In the world of information explosion, everybody is looking for a way to decrease the physical volume of data. Among all the efforts in this area, ReRAM is one of the non-volatile memories which seem promising to make terabyte memories. The basic idea of ReRAM is that the resistivity of a dielectric insulator can be changed by application of a sufficiently high voltage, and it is possible to set and reset the memory between two different resistivity states by applying an appropriate voltage. The picture below shows a beautiful C-AFM image of two distinct resistivity states in STO which is switched between two resistivity states by applying ± 6 V¹. Among all the tree branch of the memories based on resistance changes, including (i) phase-change memory in chalcogenides, (ii) programmable- metallization-cell memory in solid electrolytes, and (iii) resistance-change memory in transition-metal oxides, the last group which is also called resistive switching in literatures, is more of our group’s interest. The mechanism of this phenomenon is not well known and there is still a lot of controversy over the subject, but this memory seems promising since “the transition- metal oxide concept offers compelling advantages in terms of compatibility with microprocessor fabrication technology” ².

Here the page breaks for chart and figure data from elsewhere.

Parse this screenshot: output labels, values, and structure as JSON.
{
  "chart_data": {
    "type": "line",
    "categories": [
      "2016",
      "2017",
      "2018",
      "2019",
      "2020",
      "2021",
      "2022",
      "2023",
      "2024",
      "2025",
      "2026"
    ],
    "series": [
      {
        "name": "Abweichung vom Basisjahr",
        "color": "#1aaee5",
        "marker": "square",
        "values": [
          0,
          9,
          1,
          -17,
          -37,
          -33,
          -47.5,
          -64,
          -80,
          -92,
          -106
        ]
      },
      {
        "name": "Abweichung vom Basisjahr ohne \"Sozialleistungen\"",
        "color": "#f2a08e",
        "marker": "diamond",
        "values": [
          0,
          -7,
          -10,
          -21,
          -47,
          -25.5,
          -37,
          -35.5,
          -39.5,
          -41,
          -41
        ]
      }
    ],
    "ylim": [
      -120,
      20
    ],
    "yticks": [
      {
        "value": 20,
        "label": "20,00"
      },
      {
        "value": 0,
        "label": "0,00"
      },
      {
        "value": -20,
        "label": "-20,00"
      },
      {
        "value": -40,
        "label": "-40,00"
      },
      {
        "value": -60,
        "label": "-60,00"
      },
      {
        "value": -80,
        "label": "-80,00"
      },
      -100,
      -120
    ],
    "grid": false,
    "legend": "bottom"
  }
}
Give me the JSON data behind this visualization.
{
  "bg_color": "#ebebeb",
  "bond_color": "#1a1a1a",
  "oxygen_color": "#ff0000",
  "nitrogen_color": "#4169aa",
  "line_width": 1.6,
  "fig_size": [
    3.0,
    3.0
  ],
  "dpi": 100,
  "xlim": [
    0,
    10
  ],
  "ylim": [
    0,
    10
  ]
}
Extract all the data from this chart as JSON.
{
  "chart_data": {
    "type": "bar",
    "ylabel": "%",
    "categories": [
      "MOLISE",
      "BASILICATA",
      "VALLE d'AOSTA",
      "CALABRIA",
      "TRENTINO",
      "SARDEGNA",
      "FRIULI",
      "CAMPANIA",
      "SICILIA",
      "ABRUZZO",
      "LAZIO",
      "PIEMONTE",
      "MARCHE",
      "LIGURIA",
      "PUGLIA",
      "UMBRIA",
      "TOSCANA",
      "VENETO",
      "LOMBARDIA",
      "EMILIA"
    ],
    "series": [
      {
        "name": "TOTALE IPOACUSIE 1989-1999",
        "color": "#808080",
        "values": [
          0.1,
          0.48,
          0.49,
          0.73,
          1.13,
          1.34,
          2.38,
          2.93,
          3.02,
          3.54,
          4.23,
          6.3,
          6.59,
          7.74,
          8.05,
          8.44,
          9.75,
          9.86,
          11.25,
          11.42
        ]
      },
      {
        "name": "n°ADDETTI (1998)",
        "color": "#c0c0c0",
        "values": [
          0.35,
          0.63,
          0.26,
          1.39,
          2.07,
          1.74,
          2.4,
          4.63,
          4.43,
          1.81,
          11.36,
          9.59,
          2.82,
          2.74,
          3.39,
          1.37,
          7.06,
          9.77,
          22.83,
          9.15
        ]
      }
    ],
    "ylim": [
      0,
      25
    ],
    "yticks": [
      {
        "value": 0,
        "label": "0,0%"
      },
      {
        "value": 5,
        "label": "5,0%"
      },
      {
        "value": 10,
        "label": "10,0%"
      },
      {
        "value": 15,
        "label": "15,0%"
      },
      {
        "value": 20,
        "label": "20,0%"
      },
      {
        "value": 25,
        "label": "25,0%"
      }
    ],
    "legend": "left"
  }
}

¹Szot, K., et al., Nanoscale resistive switching in SrTiO3 thin films. Physica Status Solidi - Rapid Research Letetrs, 2007. 1(2): p. R86-R88.
²Meijer, G.I., Materials science: Who wins the nonvolatile memory race? Science, 2008. 319(5870): p. 1625-1626.

Study of forming mechanisms of metal nanoparticles on top of single graphene and few layer graphene flakes. Graphene, a single layer of graphite, is a source of remarkable electrical, optical and other properties. Through study the size and surface coverage of nanoparticles formed on top of single and few layer graphene under different conditions, the physical characteristic of it can be investigated.

The discovery of ultrafast magnetization dynamics in novel magnetic materials suggested an ultrafast scheme for writing and reading data in magneto-optical recording applications. In particular, using a pump-probe Time-Resolved Magneto-Optical Kerr Effect system (TR-MOKEs), one can observe magnetization dynamics with a pico-second time resolution. The majority of samples in this project are opaque, and the experiments are on micro and nanowires, nanodots of ferromagnetic materials (like as Ni, NiFe, CoFe). The geometry of our experiments is, therefore, applying the Kerr effect in a pump-probe set-up to measure the TR-MOKE response of the samples.

We use pico-second time resolved optical techniques to explore these magnetization dynamics at low (1.5 K) and room temperatures. The magnetization dynamics will be induced by applying a pulsed magnetic field (Pump) that has arise time from 10 to 100 ps, and detected by using the Magneto-Optical Kerr effect (Probe) made with a short pulsed laser. This Pump-Probe technique is very helpful in understanding of magnetic precession and damping parameters in magnetic multilayer structures like Giant Magneto Resistance (GMR) and Tunnel Magneto Resistance (TMR) structures.

The Polar and Longitudinal components of reflected light can also be utilized to develop a Time and Vector-Resolved Scanning MOKEs. These studies of high frequency magnetization dynamics are expected to be used in next generation of hard-disk read sensors.